OPIC Vice President, Structured Finance, Michael Whalen wrote about Africa’s energy deficit in Project Finance International’s 2014 Yearbook, where he said that an improving investment climate and the U.S. Power Africa initiative have created momentum for increased electrification “after years of missed opportunities.”
“For a long time global appetite for project finance in Africa was strongly concentrated in natural resource production and processing,” Whalen wrote. “…The recent past has shown a shift away from that trend and suggests the future may be quite different for Africa.”
Whalen also stressed that while Power Africa’s goals of doubling access to electricity on the continent are ambitious, “they are ultimately only a down payment to the more than $300 billion in investment estimated by the International Energy Agency as being required for Africa to achieve universal electricity access by 2030.”

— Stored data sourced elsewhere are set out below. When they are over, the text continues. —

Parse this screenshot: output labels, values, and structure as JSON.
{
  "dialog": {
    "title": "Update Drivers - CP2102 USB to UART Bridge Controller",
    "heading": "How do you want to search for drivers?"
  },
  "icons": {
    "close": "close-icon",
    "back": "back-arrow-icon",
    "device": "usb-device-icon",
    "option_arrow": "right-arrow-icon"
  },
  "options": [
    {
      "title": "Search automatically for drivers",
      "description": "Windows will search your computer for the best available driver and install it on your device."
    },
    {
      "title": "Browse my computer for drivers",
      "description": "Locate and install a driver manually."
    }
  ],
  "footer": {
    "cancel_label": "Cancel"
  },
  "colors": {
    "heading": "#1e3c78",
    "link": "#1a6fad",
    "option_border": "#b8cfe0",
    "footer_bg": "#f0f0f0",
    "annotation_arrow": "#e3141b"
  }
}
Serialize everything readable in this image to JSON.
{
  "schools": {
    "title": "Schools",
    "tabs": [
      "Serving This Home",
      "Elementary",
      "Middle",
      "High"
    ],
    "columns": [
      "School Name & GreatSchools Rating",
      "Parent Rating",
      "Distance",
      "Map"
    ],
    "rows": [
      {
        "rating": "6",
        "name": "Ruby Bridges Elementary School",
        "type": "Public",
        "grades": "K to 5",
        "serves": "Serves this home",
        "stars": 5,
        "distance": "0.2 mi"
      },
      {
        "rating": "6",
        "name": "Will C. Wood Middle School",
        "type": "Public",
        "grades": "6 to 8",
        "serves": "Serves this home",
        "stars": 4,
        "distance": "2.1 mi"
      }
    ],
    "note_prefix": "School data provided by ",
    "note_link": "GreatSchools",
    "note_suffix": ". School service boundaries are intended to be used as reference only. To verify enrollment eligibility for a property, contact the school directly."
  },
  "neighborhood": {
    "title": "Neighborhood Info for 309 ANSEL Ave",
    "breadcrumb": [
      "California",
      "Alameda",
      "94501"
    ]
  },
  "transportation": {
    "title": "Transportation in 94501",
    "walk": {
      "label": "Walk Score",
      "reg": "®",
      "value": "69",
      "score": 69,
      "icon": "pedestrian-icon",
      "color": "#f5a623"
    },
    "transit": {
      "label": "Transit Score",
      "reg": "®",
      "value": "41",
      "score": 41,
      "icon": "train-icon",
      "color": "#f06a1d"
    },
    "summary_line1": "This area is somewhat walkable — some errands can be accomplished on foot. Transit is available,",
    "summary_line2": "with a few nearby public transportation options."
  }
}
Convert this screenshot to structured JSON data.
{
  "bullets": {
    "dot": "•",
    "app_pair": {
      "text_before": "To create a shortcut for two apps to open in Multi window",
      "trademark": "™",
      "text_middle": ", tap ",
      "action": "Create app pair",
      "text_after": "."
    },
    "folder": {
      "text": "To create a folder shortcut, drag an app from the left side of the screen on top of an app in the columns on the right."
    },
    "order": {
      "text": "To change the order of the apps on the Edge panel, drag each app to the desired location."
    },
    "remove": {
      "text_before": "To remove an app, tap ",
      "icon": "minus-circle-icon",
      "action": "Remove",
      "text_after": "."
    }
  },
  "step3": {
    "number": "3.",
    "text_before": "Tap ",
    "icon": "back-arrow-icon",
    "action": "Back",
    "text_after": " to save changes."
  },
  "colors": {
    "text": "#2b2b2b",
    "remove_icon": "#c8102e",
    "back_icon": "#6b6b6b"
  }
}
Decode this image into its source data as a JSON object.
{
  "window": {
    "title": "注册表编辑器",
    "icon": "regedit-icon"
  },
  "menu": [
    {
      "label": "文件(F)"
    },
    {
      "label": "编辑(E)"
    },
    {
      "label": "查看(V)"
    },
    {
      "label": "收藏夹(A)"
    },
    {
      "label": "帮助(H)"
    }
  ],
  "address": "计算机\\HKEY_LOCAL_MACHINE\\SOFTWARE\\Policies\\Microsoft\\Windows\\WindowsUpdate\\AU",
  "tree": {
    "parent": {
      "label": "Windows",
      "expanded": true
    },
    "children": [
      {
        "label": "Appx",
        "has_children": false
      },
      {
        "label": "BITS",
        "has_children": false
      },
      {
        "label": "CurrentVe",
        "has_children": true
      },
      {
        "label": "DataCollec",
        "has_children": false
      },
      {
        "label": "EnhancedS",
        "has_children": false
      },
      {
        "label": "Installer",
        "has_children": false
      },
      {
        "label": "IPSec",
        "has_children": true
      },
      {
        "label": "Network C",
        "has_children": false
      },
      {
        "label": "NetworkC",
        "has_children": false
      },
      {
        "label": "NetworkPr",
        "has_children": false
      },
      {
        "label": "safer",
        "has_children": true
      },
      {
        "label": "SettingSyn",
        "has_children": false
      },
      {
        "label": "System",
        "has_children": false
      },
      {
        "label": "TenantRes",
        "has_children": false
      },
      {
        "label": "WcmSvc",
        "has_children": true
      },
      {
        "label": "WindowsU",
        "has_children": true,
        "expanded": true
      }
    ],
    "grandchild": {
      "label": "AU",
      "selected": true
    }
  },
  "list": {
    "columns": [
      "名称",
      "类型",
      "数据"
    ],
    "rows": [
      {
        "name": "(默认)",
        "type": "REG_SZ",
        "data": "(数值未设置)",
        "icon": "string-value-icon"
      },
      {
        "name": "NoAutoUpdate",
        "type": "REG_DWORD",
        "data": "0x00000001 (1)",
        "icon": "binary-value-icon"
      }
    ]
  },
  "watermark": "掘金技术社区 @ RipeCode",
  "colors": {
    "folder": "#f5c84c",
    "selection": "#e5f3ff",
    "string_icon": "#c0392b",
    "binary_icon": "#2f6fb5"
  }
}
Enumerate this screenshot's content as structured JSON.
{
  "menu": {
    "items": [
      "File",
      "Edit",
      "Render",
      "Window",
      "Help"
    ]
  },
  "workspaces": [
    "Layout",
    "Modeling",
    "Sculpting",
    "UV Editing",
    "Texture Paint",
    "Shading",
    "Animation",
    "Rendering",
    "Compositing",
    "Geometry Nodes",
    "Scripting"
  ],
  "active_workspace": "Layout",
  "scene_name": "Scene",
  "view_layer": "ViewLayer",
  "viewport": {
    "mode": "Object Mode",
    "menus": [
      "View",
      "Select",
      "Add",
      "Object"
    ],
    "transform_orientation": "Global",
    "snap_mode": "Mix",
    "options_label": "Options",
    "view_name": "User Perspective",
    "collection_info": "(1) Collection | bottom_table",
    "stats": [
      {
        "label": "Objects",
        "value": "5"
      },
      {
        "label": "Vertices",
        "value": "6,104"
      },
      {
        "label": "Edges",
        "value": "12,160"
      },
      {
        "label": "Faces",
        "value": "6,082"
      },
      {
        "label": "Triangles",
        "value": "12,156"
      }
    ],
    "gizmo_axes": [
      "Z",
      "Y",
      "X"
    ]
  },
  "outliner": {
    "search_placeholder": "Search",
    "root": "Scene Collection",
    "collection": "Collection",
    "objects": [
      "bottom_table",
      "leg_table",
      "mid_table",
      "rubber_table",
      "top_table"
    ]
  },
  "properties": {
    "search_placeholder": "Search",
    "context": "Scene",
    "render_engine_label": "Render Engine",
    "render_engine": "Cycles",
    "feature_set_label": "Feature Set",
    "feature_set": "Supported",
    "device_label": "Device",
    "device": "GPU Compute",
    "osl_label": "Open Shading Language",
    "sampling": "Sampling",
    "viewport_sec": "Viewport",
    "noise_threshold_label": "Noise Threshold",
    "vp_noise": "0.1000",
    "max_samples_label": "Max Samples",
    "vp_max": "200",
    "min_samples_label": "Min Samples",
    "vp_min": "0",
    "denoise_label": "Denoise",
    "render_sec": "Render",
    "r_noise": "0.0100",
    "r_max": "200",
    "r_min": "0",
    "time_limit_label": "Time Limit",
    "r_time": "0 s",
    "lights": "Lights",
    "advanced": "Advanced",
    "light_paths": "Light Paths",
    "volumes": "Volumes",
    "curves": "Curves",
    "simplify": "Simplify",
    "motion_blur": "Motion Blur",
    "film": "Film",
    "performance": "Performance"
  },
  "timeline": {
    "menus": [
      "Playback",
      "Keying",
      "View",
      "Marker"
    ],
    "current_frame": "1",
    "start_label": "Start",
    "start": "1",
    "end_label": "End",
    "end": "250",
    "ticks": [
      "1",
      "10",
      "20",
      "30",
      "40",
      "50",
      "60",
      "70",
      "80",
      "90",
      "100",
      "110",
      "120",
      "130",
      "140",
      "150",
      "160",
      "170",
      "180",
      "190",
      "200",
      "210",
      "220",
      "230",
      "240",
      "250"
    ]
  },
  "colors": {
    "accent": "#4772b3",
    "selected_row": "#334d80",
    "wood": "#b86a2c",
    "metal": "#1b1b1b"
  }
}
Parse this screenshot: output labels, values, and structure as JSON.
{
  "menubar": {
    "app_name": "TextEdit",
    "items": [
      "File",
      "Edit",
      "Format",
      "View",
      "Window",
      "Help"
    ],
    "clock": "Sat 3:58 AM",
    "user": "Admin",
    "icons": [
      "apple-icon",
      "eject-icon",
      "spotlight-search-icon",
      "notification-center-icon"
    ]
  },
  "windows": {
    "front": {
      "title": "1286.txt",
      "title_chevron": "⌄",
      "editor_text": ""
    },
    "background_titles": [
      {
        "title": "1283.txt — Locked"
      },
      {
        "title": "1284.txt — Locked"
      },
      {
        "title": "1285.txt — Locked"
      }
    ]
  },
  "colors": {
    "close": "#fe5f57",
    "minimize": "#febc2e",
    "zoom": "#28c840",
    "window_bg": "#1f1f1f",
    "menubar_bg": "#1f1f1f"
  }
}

Whalen provided this graphic that shows installed electricity capacity in different African countries, plotted against population and GDP. While the Power Africa focus countries are distinguished by color, it is important to note that OPIC’s pledge to the initiative spans the continent.
Whalen also offered some context on the data: “Describing Africa’s energy consumption in terms of gigawatts tells part of the story but it may not adequately express how much all aspects of life and work across the continent are constrained by such limited power supply.” He said that the per-capital energy consumption for residents of Sub-Saharan Africa is roughly the equivalent of a single standard light bulb providing four hours of illumination per day for a year.”
This shortage, he said, “limits agricultural production, the delivery of quality healthcare, small business activity and overall economic growth.”